Волосы у него темные, гладкие, как полированная доска, связанные в хвост. К поясу прицеплены янтарные четки: золотистый всполох в черной глубине торфяного озера. Он остановился, глядя на нас, а мы во все глаза смотрели на него, и первое впечатление текло, обрастая подробностями.
– Да благословит Господь этот дом и людей, живущих в нем.
Я облегченно вздохнула и откинулась на спинку стула: голос у него оказался неопасный. Сухой, размеренный и равнодушный, голос слепого приверженца веры, которому никакого дела нет до людей – он занят собой и Богом. Недрогнувшее лицо, едва заметно открывающиеся губы, тонкий блеск хороших зубов. Проблем не будет.
Во всяком случае, у меня с ним.
– Добро пожаловать, святой отец. – Мачеха кивнула. У нее зубы плохие, поэтому говорит она обычно, почти не размыкая губ, и редко смеется. Еще от мачехи не слишком хорошо пахнет; она маскирует тяжелый дух стареющего тела лавандовой водой. Иногда она выливает из флакончика слишком много. Вот как сегодня.
– Да благословит вас Господь, дочь моя.
Я была права: скучен. Всего две фразы, и уже повторяется.

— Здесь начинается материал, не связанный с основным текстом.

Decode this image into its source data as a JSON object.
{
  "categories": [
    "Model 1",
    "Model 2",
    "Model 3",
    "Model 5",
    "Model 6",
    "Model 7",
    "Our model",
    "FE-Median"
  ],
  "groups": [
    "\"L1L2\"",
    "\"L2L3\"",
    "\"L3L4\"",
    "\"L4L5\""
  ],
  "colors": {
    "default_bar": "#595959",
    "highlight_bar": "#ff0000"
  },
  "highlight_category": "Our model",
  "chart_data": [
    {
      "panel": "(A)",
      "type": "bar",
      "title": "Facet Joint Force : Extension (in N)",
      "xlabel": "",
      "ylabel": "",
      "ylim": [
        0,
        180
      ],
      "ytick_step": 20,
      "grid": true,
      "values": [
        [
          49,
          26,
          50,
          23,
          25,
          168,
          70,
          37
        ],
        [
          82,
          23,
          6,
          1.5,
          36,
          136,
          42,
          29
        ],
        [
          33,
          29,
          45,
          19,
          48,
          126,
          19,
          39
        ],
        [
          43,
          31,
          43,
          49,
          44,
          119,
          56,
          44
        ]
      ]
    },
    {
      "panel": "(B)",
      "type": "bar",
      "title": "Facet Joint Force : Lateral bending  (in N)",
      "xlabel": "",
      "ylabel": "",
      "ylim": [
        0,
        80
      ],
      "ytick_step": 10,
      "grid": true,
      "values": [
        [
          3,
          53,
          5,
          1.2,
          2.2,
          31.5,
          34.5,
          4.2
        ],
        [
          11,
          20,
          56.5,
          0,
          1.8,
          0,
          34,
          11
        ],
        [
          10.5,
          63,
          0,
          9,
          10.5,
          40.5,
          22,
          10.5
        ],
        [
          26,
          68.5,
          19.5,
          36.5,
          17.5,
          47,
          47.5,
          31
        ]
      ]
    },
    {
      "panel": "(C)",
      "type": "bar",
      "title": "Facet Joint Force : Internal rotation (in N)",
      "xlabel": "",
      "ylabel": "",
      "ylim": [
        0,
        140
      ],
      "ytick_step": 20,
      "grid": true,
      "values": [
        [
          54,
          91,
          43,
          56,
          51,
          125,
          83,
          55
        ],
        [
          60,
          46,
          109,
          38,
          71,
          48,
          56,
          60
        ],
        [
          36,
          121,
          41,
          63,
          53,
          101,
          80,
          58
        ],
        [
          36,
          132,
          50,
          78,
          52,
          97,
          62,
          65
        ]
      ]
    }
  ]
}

– Позвольте вам представить семью и слуг, – мачеха провела рукой, едва не задев соусницу. Бдительная Жюльетта, дежурившая у нее за спиной, сделала резкий жест, однако соусу повезло – он остался где был. – Это мой старший сын Мишель. – Тот встрепенулся, услыхав свое имя, и улыбнулся широко – во рту полупережеванный хлеб. – Это мой младший сын и наследник рода Фредерик де Солари. – Этот опустил глаза, опасаясь смотреть на священника. – Моя падчерица, Мари-Маргарита де Солари. – И взгляд отца де Шато остановился на мне.
Мы посмотрели друг на друга пару мгновений и отвернулись. Ничего интересного. Ничего опасного. Ничего, что стоило бы принять во внимание.
Мне хочется так думать.
Мачеха между тем назвала месье Антуана и мадемуазель Эжери, и пустое место за столом приняло в себя новичка. Он сел напротив меня, на уже два месяца пустовавший стул.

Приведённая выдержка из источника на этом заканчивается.